Recently, a crane collapsed in New York. Investigators claim that a failure of the hoist system in the crane is the suspected cause of the tragic construction accident, which led to one death and three injuries.
The project was run by the Metropolitan Transit Authority, which is claiming that blame should not be cast on them. Instead, the agency is highlighting the crane’s inspection history as an area to be considered when deciding who is at fault for the accident.
Both the New York City Department of Buildings and the MTA deny blame for the accident. The crane was setting rebar cages at the time of the collapse when the boom snapped, falling to the ground in two separate pieces. One of the pieces landed on a 30-year-old laborer, who was working as a subcontractor, killing him.

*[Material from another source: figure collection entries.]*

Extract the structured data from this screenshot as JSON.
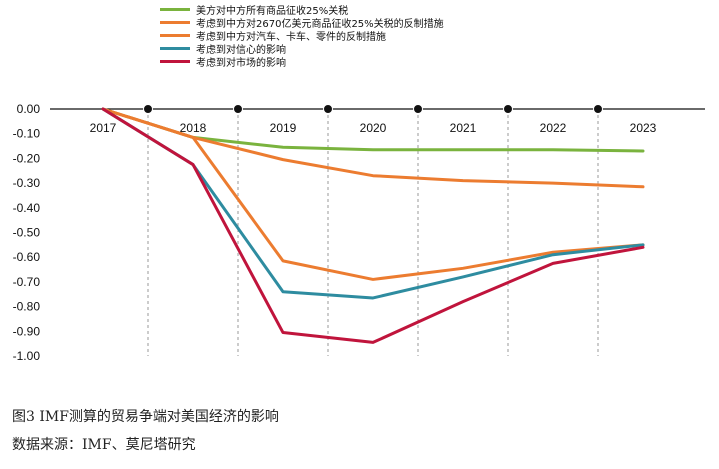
{
  "caption": {
    "figure_title": "图3  IMF测算的贸易争端对美国经济的影响",
    "source": "数据来源：IMF、莫尼塔研究"
  },
  "chart_data": {
    "type": "line",
    "categories": [
      "2017",
      "2018",
      "2019",
      "2020",
      "2021",
      "2022",
      "2023"
    ],
    "y_ticks": [
      "0.00",
      "-0.10",
      "-0.20",
      "-0.30",
      "-0.40",
      "-0.50",
      "-0.60",
      "-0.70",
      "-0.80",
      "-0.90",
      "-1.00"
    ],
    "ylim": [
      -1.0,
      0.0
    ],
    "grid": "vertical dashed",
    "legend_position": "top",
    "series": [
      {
        "name": "美方对中方所有商品征收25%关税",
        "color": "#7ab33e",
        "values": [
          0.0,
          -0.115,
          -0.155,
          -0.165,
          -0.165,
          -0.165,
          -0.17
        ]
      },
      {
        "name": "考虑到中方对2670亿美元商品征收25%关税的反制措施",
        "color": "#ec7c30",
        "values": [
          0.0,
          -0.115,
          -0.205,
          -0.27,
          -0.29,
          -0.3,
          -0.315
        ]
      },
      {
        "name": "考虑到中方对汽车、卡车、零件的反制措施",
        "color": "#ec7c30",
        "values": [
          0.0,
          -0.115,
          -0.615,
          -0.69,
          -0.645,
          -0.58,
          -0.55
        ]
      },
      {
        "name": "考虑到对信心的影响",
        "color": "#2e8ca0",
        "values": [
          0.0,
          -0.225,
          -0.74,
          -0.765,
          -0.68,
          -0.59,
          -0.55
        ]
      },
      {
        "name": "考虑到对市场的影响",
        "color": "#c0143c",
        "values": [
          0.0,
          -0.225,
          -0.905,
          -0.945,
          -0.78,
          -0.625,
          -0.56
        ]
      }
    ]
  }
}
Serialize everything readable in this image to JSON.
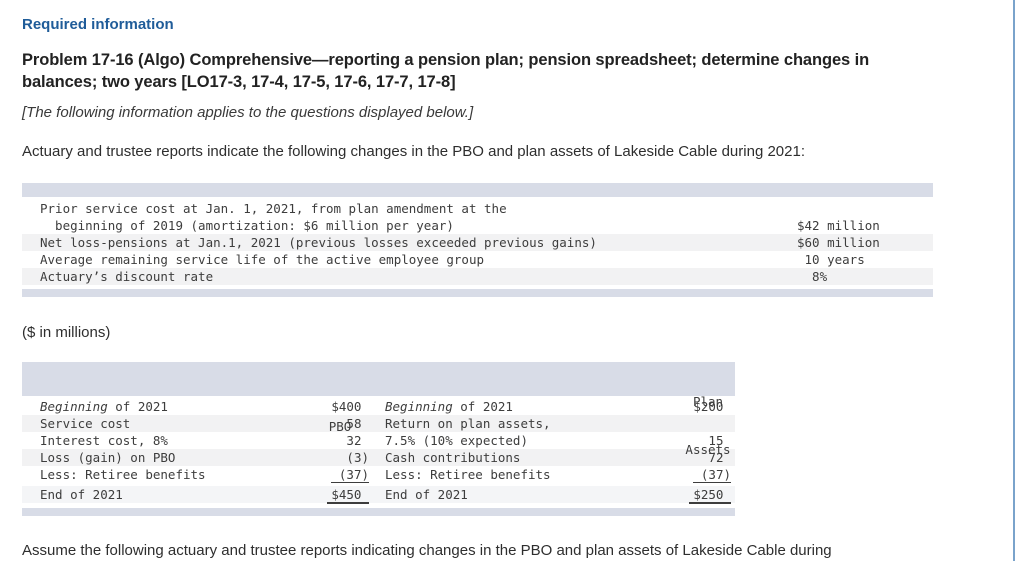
{
  "page": {
    "required_info_label": "Required information",
    "title": "Problem 17-16 (Algo) Comprehensive—reporting a pension plan; pension spreadsheet; determine changes in balances; two years [LO17-3, 17-4, 17-5, 17-6, 17-7, 17-8]",
    "note": "[The following information applies to the questions displayed below.]",
    "intro": "Actuary and trustee reports indicate the following changes in the PBO and plan assets of Lakeside Cable during 2021:",
    "millions_label": "($ in millions)",
    "bottom_text": "Assume the following actuary and trustee reports indicating changes in the PBO and plan assets of Lakeside Cable during"
  },
  "colors": {
    "heading_blue": "#1f5c99",
    "table_band": "#d8dce7",
    "row_stripe": "#f2f2f3",
    "scrollbar_blue": "#7aa3cb"
  },
  "info_table": {
    "rows": [
      {
        "label": "Prior service cost at Jan. 1, 2021, from plan amendment at the",
        "value": "",
        "shaded": false
      },
      {
        "label": "  beginning of 2019 (amortization: $6 million per year)",
        "value": "$42 million",
        "shaded": false
      },
      {
        "label": "Net loss-pensions at Jan.1, 2021 (previous losses exceeded previous gains)",
        "value": "$60 million",
        "shaded": true
      },
      {
        "label": "Average remaining service life of the active employee group",
        "value": " 10 years",
        "shaded": false
      },
      {
        "label": "Actuary’s discount rate",
        "value": "  8%",
        "shaded": true
      }
    ]
  },
  "pension_table": {
    "col_pbo": "PBO",
    "col_plan_line1": "Plan",
    "col_plan_line2": "Assets",
    "rows": [
      {
        "label1_italic": "Beginning",
        "label1": " of 2021",
        "val1": "$400 ",
        "label2_italic": "Beginning",
        "label2": " of 2021",
        "val2": "$200 ",
        "shaded": false,
        "underline": null,
        "total": false
      },
      {
        "label1_italic": "",
        "label1": "Service cost",
        "val1": "58 ",
        "label2_italic": "",
        "label2": "Return on plan assets,",
        "val2": "",
        "shaded": true,
        "underline": null,
        "total": false
      },
      {
        "label1_italic": "",
        "label1": "Interest cost, 8%",
        "val1": "32 ",
        "label2_italic": "",
        "label2": "7.5% (10% expected)",
        "val2": "15 ",
        "shaded": false,
        "underline": null,
        "total": false
      },
      {
        "label1_italic": "",
        "label1": "Loss (gain) on PBO",
        "val1": "(3)",
        "label2_italic": "",
        "label2": "Cash contributions",
        "val2": "72 ",
        "shaded": true,
        "underline": null,
        "total": false
      },
      {
        "label1_italic": "",
        "label1": "Less: Retiree benefits",
        "val1": "(37)",
        "label2_italic": "",
        "label2": "Less: Retiree benefits",
        "val2": "(37)",
        "shaded": false,
        "underline": "single",
        "total": false
      },
      {
        "label1_italic": "",
        "label1": "End of 2021",
        "val1": "$450 ",
        "label2_italic": "",
        "label2": "End of 2021",
        "val2": "$250 ",
        "shaded": false,
        "underline": "total",
        "total": true
      }
    ]
  }
}
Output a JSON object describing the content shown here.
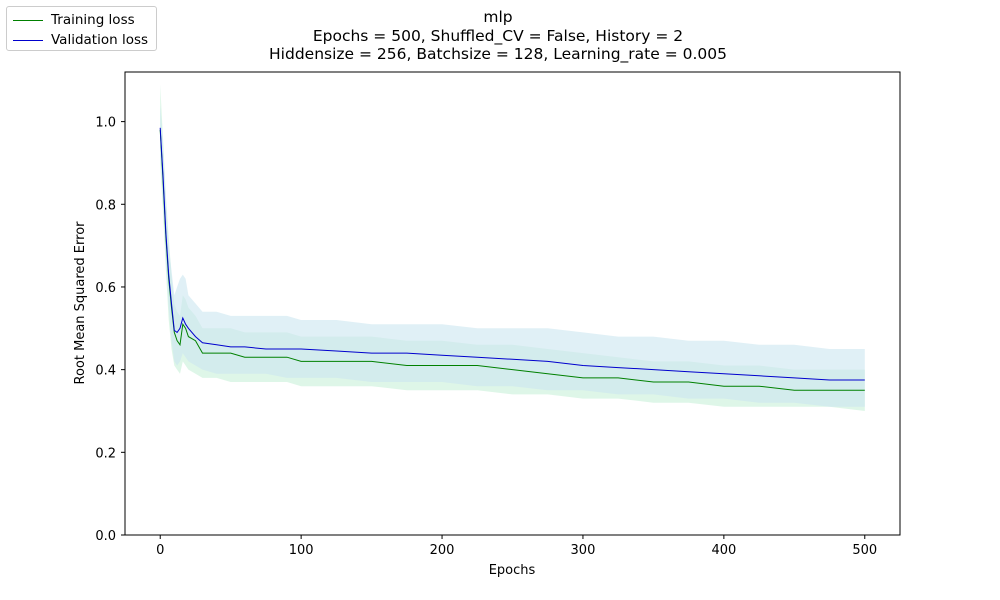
{
  "title": {
    "line1": "mlp",
    "line2": "Epochs = 500, Shuffled_CV = False, History = 2",
    "line3": "Hiddensize = 256, Batchsize = 128, Learning_rate = 0.005"
  },
  "legend": {
    "items": [
      {
        "label": "Training loss",
        "color": "#008000"
      },
      {
        "label": "Validation loss",
        "color": "#0000cd"
      }
    ]
  },
  "chart_data": {
    "type": "line",
    "title": "mlp\nEpochs = 500, Shuffled_CV = False, History = 2\nHiddensize = 256, Batchsize = 128, Learning_rate = 0.005",
    "xlabel": "Epochs",
    "ylabel": "Root Mean Squared Error",
    "xlim": [
      -25,
      525
    ],
    "ylim": [
      0.0,
      1.12
    ],
    "xticks": [
      0,
      100,
      200,
      300,
      400,
      500
    ],
    "xtick_labels": [
      "0",
      "100",
      "200",
      "300",
      "400",
      "500"
    ],
    "yticks": [
      0.0,
      0.2,
      0.4,
      0.6,
      0.8,
      1.0
    ],
    "ytick_labels": [
      "0.0",
      "0.2",
      "0.4",
      "0.6",
      "0.8",
      "1.0"
    ],
    "grid": false,
    "legend_position": "outside top-left",
    "x": [
      0,
      2,
      4,
      6,
      8,
      10,
      12,
      14,
      16,
      18,
      20,
      25,
      30,
      40,
      50,
      60,
      75,
      90,
      100,
      125,
      150,
      175,
      200,
      225,
      250,
      275,
      300,
      325,
      350,
      375,
      400,
      425,
      450,
      475,
      500
    ],
    "series": [
      {
        "name": "Training loss",
        "color": "#008000",
        "band_color": "#c8f0d8",
        "values": [
          0.98,
          0.86,
          0.72,
          0.62,
          0.55,
          0.49,
          0.47,
          0.46,
          0.51,
          0.5,
          0.48,
          0.47,
          0.44,
          0.44,
          0.44,
          0.43,
          0.43,
          0.43,
          0.42,
          0.42,
          0.42,
          0.41,
          0.41,
          0.41,
          0.4,
          0.39,
          0.38,
          0.38,
          0.37,
          0.37,
          0.36,
          0.36,
          0.35,
          0.35,
          0.35
        ],
        "lower": [
          0.9,
          0.78,
          0.64,
          0.52,
          0.45,
          0.41,
          0.4,
          0.39,
          0.42,
          0.41,
          0.4,
          0.39,
          0.38,
          0.38,
          0.37,
          0.37,
          0.37,
          0.37,
          0.36,
          0.36,
          0.36,
          0.35,
          0.35,
          0.35,
          0.34,
          0.34,
          0.33,
          0.33,
          0.32,
          0.32,
          0.31,
          0.31,
          0.31,
          0.31,
          0.3
        ],
        "upper": [
          1.09,
          0.96,
          0.82,
          0.72,
          0.63,
          0.56,
          0.54,
          0.53,
          0.58,
          0.57,
          0.55,
          0.53,
          0.5,
          0.5,
          0.5,
          0.49,
          0.49,
          0.49,
          0.48,
          0.48,
          0.48,
          0.47,
          0.47,
          0.46,
          0.46,
          0.45,
          0.44,
          0.43,
          0.42,
          0.42,
          0.41,
          0.41,
          0.4,
          0.4,
          0.4
        ]
      },
      {
        "name": "Validation loss",
        "color": "#0000cd",
        "band_color": "#cce6f0",
        "values": [
          0.985,
          0.87,
          0.73,
          0.63,
          0.56,
          0.495,
          0.49,
          0.5,
          0.525,
          0.51,
          0.5,
          0.48,
          0.465,
          0.46,
          0.455,
          0.455,
          0.45,
          0.45,
          0.45,
          0.445,
          0.44,
          0.44,
          0.435,
          0.43,
          0.425,
          0.42,
          0.41,
          0.405,
          0.4,
          0.395,
          0.39,
          0.385,
          0.38,
          0.375,
          0.375
        ],
        "lower": [
          0.93,
          0.8,
          0.66,
          0.55,
          0.47,
          0.42,
          0.41,
          0.42,
          0.44,
          0.43,
          0.42,
          0.41,
          0.4,
          0.39,
          0.39,
          0.39,
          0.39,
          0.38,
          0.38,
          0.38,
          0.37,
          0.37,
          0.37,
          0.36,
          0.36,
          0.35,
          0.35,
          0.34,
          0.34,
          0.33,
          0.33,
          0.32,
          0.32,
          0.31,
          0.31
        ],
        "upper": [
          1.04,
          0.95,
          0.81,
          0.7,
          0.64,
          0.58,
          0.6,
          0.62,
          0.63,
          0.62,
          0.58,
          0.56,
          0.54,
          0.54,
          0.53,
          0.53,
          0.53,
          0.53,
          0.52,
          0.52,
          0.51,
          0.51,
          0.51,
          0.5,
          0.5,
          0.5,
          0.49,
          0.48,
          0.48,
          0.47,
          0.47,
          0.46,
          0.46,
          0.45,
          0.45
        ]
      }
    ]
  }
}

After the collapse, work at the site was stopped for almost a week, and the MTA ordered all cranes on any of their jobsites be inspected.
The crane was owned by Yonkers Contracting Co., which claims it was inspected last July and passed that inspection. This same crane was scheduled to be inspected again last January; however, the inspection was suspended because the crane was in use at the time the inspectors arrived. The inspection was rescheduled for April 5 — two days after the accident.
The city has also begun to criticize New York state regulations. The MTA is a state-funded agency, and was allowed to move forward with a construction project that takes place on city property, but was not forced to follow construction laws of the city. To date, the MTA has not released a copy of their inspections, only releasing inspections performed by the DOB.